To help keep the median age down:

I became on 1971 (34)

First PC was a VIC-20 in early 1982, because my Dad would not let me buy 
an Atari 2600.  Fate just seemed like a mean Dad back then.  Paid for it 
myself.  $300 got me the unit, 2 games, no storage.  Played the games, 
put it in a box, and forgot about it until late '83, where I found my 
7th grade homeroom filled with VIC-20's.  The math teacher (it was his 
room) took me under his wing, showed me the PET 8032's in the high 
school with a 300 bps direct connect TNW-103 modem.  Dialed my first BBS 
at the time.  That was the start of the love affair.  Bought a 64 in 
1984/5, and used it until my senior year in college, 1992, where I had 
to break down and get a PC.  The University of Illinois got me exposure 
to Sequent (undergrad accounts) IBM RT-11, RS-6000, and PLATO, for those 
who know what that is.  Used to dial into the local modem bank to the 
machines from the C64 using Novaterm to do homework, and had a PLATO 
emulator for the 64, but can't find it anymore.  I also developed a 
taste for UNIX in college.

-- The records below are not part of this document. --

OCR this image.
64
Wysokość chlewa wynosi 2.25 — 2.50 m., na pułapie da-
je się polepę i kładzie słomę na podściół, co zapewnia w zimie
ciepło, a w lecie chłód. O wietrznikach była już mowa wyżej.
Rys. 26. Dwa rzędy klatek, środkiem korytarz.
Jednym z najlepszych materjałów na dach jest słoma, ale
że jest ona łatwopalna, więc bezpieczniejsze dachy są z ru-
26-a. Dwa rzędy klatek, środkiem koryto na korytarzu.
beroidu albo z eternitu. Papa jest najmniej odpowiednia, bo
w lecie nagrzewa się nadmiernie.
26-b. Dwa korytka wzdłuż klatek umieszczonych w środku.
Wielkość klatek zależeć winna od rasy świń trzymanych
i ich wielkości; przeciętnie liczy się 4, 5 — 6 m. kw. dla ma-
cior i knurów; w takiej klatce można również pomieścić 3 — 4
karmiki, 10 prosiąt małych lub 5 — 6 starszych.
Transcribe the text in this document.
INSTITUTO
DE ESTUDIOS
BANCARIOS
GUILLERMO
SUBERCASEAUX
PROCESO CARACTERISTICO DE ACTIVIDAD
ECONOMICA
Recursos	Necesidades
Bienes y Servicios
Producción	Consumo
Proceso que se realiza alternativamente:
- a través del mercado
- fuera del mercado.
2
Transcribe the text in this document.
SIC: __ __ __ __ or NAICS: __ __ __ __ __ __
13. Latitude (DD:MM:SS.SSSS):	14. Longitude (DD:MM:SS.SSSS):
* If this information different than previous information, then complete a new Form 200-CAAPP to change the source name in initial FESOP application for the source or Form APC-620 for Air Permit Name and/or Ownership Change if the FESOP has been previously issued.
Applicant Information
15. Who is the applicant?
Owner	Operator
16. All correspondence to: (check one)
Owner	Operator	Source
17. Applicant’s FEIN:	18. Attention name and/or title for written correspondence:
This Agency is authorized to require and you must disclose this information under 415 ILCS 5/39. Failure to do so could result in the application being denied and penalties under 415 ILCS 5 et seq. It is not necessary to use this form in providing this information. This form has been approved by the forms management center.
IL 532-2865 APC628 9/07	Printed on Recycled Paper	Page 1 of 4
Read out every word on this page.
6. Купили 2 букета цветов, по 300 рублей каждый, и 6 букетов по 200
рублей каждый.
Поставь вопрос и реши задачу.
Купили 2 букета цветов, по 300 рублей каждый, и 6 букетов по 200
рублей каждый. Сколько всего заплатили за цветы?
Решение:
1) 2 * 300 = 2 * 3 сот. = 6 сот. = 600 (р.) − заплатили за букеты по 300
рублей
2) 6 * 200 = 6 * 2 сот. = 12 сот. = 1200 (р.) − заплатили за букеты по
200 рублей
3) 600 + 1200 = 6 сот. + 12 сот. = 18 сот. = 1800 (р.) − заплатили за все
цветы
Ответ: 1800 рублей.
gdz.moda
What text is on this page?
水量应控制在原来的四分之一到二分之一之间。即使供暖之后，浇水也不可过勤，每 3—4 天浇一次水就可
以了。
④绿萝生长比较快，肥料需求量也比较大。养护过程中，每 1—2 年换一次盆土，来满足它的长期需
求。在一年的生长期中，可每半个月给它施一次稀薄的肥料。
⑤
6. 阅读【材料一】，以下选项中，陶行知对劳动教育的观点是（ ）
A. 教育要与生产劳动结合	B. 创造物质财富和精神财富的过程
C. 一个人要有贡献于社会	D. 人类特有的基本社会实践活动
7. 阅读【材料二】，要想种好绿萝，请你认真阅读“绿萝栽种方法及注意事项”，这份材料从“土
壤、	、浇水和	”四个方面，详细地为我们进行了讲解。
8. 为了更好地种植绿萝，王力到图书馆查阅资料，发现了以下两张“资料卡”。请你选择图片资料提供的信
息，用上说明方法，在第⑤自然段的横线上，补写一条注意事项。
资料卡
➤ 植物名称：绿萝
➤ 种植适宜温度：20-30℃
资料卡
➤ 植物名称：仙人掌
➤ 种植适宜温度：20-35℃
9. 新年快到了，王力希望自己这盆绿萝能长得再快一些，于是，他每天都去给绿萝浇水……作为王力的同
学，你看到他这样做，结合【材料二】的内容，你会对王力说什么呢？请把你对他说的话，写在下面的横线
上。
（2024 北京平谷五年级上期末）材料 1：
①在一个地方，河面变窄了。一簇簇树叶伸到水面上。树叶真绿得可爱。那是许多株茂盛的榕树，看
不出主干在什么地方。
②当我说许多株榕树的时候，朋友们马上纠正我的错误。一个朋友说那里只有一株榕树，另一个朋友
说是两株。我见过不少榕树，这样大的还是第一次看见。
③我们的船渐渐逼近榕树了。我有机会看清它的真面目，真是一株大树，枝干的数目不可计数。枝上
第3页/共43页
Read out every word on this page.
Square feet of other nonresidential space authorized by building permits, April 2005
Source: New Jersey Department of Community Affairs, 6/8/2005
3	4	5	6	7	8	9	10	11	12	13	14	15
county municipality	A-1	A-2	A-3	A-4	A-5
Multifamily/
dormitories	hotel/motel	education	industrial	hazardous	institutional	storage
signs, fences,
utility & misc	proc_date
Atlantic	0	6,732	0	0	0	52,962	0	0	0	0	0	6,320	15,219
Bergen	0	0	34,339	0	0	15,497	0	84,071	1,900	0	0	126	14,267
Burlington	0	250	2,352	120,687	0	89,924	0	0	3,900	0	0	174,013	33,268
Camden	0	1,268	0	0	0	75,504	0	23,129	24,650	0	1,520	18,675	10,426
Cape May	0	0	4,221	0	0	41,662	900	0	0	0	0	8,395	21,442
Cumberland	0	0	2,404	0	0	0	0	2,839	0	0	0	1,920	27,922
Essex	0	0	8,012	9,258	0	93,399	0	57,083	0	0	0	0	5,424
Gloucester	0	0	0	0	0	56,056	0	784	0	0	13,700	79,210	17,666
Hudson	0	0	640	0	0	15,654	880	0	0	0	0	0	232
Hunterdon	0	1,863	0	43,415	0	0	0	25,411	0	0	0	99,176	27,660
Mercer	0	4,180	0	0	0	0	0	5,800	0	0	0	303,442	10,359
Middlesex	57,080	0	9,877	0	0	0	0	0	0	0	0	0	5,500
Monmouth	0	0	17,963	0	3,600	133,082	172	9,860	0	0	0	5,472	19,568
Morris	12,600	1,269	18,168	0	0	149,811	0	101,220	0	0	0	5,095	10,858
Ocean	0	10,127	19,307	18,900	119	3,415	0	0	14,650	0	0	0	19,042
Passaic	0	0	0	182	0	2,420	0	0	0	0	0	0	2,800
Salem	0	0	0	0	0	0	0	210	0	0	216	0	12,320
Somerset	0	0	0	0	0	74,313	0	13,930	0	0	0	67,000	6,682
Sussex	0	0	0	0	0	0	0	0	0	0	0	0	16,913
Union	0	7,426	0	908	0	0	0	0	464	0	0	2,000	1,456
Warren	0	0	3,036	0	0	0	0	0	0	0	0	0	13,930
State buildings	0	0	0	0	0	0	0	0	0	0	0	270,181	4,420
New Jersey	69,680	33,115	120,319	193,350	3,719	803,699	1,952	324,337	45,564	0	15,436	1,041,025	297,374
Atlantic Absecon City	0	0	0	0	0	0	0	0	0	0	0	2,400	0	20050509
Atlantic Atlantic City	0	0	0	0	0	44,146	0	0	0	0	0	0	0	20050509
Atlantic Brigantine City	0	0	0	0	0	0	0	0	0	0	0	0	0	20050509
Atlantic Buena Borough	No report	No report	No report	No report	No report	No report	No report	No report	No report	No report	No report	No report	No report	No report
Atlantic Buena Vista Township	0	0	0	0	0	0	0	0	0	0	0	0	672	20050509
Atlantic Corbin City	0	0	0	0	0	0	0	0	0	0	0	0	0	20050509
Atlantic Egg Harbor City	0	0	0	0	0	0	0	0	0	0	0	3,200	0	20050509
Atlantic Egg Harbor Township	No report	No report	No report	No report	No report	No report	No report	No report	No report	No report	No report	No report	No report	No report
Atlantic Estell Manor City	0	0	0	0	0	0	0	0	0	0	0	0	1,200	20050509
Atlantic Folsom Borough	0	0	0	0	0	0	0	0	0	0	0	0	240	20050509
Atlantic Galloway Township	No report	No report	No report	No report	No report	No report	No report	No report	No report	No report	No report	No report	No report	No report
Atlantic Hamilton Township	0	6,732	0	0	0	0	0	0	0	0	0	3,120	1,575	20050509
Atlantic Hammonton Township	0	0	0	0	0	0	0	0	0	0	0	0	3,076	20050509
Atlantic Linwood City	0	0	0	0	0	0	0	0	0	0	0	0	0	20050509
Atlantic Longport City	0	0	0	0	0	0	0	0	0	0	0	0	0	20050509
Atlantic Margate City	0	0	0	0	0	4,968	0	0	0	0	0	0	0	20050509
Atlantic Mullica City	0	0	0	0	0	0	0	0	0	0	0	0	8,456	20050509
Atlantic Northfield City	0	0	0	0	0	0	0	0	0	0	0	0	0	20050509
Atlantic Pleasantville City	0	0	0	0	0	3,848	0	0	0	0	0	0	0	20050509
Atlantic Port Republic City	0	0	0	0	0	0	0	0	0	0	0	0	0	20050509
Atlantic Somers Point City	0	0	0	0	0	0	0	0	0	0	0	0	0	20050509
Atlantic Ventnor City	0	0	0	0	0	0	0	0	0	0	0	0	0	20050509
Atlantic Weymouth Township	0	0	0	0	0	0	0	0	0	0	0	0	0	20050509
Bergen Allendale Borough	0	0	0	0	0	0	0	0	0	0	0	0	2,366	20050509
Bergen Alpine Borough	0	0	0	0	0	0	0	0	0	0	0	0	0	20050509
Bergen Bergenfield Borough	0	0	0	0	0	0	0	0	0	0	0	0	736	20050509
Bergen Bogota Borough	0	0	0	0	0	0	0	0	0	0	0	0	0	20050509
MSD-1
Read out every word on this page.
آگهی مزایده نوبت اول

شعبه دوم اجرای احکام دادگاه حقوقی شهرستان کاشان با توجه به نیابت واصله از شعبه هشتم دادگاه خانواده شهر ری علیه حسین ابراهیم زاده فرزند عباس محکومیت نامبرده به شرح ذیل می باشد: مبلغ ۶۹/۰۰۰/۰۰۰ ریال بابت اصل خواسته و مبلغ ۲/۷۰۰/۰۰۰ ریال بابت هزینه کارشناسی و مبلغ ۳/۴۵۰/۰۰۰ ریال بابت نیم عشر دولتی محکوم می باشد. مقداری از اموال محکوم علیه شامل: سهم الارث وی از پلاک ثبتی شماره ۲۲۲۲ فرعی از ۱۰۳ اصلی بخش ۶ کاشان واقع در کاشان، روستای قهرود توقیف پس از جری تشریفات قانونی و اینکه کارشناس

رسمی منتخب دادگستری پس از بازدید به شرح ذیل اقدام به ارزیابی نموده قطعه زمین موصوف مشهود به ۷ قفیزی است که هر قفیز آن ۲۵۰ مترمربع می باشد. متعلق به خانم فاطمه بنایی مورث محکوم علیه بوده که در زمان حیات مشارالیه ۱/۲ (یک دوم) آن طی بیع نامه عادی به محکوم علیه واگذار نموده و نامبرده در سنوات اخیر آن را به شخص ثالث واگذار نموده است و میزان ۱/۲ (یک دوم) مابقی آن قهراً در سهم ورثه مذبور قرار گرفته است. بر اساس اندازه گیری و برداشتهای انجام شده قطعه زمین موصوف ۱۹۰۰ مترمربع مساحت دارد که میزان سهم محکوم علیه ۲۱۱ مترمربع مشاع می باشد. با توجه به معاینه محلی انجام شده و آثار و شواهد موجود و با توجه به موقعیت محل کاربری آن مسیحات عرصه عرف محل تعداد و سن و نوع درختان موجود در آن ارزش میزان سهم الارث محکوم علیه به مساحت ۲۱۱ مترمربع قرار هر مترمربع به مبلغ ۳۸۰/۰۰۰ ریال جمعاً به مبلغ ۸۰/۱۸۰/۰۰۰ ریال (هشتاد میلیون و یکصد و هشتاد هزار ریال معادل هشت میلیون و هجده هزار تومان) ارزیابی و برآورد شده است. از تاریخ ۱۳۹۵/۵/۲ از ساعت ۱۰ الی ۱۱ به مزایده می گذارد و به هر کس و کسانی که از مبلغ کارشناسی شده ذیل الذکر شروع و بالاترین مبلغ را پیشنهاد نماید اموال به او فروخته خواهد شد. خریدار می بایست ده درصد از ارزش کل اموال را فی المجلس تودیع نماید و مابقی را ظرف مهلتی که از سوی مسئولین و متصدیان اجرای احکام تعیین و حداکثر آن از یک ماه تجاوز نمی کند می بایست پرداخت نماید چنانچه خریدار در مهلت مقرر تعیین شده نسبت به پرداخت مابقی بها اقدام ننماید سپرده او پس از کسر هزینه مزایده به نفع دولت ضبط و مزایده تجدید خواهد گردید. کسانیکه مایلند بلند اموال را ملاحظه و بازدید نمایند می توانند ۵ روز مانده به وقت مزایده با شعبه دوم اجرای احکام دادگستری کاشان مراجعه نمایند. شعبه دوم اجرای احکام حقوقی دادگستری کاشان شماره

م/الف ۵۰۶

I managed a student lab at one point.  Before 
I took over, we swapped out some funky 80186 3Com server hardware 
running the lab for OS/2 1.3 (No workplace shell).  Later, MS came and 
talked to us about the greatness they felt was Windows NT for powering 
the labs.

Left UIUC with a degree in Electrical and Computer Engineering, but 
software jobs paid more, so went that route. 

I skipped the Amiga train (paid for AmigaWorld magazine for years, but 
never got an actual unit), so mainly I collect CBM 8-bit stuff.  I had 
some Northstar stuff for a while, but never got into it.  I try not to 
buy new PCs, creating Linux boxen at the house from parts I get 
upgrading other's people's PCs.    They make great peripherals for my 
CBM units.

I've never seen a real PDP of any vintage, though I did get a private 
tour of the NCSA building with the Cray and the Thinking Machines 
hardware (NCSA hired undergrads to admin the boxes)

Jim


-- 
Jim Brain, Brain Innovations
brain at jbrain.com                                http://www.jbrain.com
Dabbling in WWW, Embedded Systems, Old CBM computers, and Good Times!